You can see that we received the same data what we wrote in the memory. The data is 22 bytes long and the rest of the bytes are 0xFF. This is because we erased the entire flash memory and hence it now have the data 0xFF.
You can check out the video towards the end of this post to see the detailed working.
Memory Mapped Mode
The Memory Mapped Mode can be used so that the MCU can see the external flash memory as the internal memory, basically a part of it. We will see how this works now.
Let’s enable the memory mapped mode and read the data from the memory.
if (CSP_QUADSPI_Init() != HAL_OK) Error_Handler();
if (CSP_QSPI_Erase_Chip() != HAL_OK) Error_Handler();
if (CSP_QSPI_WriteMemory(writebuf, 0, sizeof(writebuf)) != HAL_OK) Error_Handler();
// if (CSP_QSPI_Read(Readbuf, 0, 100) != HAL_OK) Error_Handler();
if (CSP_QSPI_EnableMemoryMappedMode() != HAL_OK) Error_Handler();
memcpy(Readbuf, (uint8_t *) 0x90000000, sizeof(writebuf));- Here we will first initialize the quadSPI.
- Then erase the entire chip. This operation may taker around 10 to 20 seconds.
- Now write the writebuf to the memory. The data will be written to the address 0, which is with respect to the memory. So basically at the start of the memory.
- Then enable the memory mapped mode.
- And finally read the data from the address 0x90000000, and store it in the Readbuf.
Note that I am using the memcpy function to transfer the data from the location 0x90000000 to the Readbuf.
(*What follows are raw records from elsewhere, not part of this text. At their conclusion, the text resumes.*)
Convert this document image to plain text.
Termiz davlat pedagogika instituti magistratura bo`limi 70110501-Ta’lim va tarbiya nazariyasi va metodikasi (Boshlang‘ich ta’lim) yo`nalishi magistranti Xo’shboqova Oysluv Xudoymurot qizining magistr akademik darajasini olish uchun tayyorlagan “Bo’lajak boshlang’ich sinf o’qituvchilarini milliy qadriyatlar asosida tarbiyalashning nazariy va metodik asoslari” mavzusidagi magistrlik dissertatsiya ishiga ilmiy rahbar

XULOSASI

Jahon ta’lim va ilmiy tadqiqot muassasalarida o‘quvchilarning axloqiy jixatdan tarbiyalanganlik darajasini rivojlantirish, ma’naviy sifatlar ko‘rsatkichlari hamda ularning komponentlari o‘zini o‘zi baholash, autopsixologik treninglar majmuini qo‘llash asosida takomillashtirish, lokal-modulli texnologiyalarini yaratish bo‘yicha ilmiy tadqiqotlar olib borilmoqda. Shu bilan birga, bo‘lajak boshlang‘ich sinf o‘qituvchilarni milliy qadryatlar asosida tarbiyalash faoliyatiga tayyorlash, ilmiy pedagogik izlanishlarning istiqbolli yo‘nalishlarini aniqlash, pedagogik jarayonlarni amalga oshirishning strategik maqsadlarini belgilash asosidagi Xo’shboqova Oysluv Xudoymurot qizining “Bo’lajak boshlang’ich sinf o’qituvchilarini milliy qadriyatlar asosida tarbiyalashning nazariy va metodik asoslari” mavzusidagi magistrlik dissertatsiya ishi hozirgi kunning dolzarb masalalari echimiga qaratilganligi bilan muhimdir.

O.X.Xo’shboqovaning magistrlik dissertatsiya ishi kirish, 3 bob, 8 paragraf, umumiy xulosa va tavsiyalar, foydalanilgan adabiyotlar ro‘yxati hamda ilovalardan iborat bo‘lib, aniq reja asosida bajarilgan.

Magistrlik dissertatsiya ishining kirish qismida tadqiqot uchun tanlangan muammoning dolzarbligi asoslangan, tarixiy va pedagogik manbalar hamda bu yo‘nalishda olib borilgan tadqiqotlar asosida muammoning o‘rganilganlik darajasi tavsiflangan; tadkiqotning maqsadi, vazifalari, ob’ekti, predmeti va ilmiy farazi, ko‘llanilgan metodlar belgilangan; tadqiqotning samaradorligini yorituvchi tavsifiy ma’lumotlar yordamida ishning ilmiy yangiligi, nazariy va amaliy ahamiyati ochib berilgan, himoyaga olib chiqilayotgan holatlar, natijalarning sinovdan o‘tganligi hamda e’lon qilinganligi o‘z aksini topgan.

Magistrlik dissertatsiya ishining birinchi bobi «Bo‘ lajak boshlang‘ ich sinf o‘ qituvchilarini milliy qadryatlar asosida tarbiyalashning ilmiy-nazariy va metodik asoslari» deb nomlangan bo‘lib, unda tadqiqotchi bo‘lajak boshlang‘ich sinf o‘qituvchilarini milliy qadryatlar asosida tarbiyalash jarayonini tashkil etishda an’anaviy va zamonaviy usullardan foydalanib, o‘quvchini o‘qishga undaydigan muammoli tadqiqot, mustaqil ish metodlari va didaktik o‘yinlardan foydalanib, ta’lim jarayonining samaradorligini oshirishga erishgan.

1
The fact that we can use this function means that the MCU treats the memory at the address 0x9000000 as the internal memory.
The QSPI address for most of the MCUs is 0x90000000. But you should verify it with the reference manual of your controller once. Below is the image showing the memory map for the STM32L496 MCU.
You can see the QUADSPI Flash bank is located at the address 0x90000000. Basically this space is reserved for the QuadSPI memory, and if we are using one, this is where we can access it.
Let’s see the output of the above code.
As you can see in the image above, the data in the Readbuf is same as what we stored in the memory. We were able to use the memcpy function so the MCU does see the external flash as a part of it.
We can confirm this by checking the memory viewer in the debugger.
You can see the data in the memory viewer. This is only possible for the internal memories, and hence the memory mapped mode sets the external flash memory as the part of the MCU, so it can treat the memory as the internal one.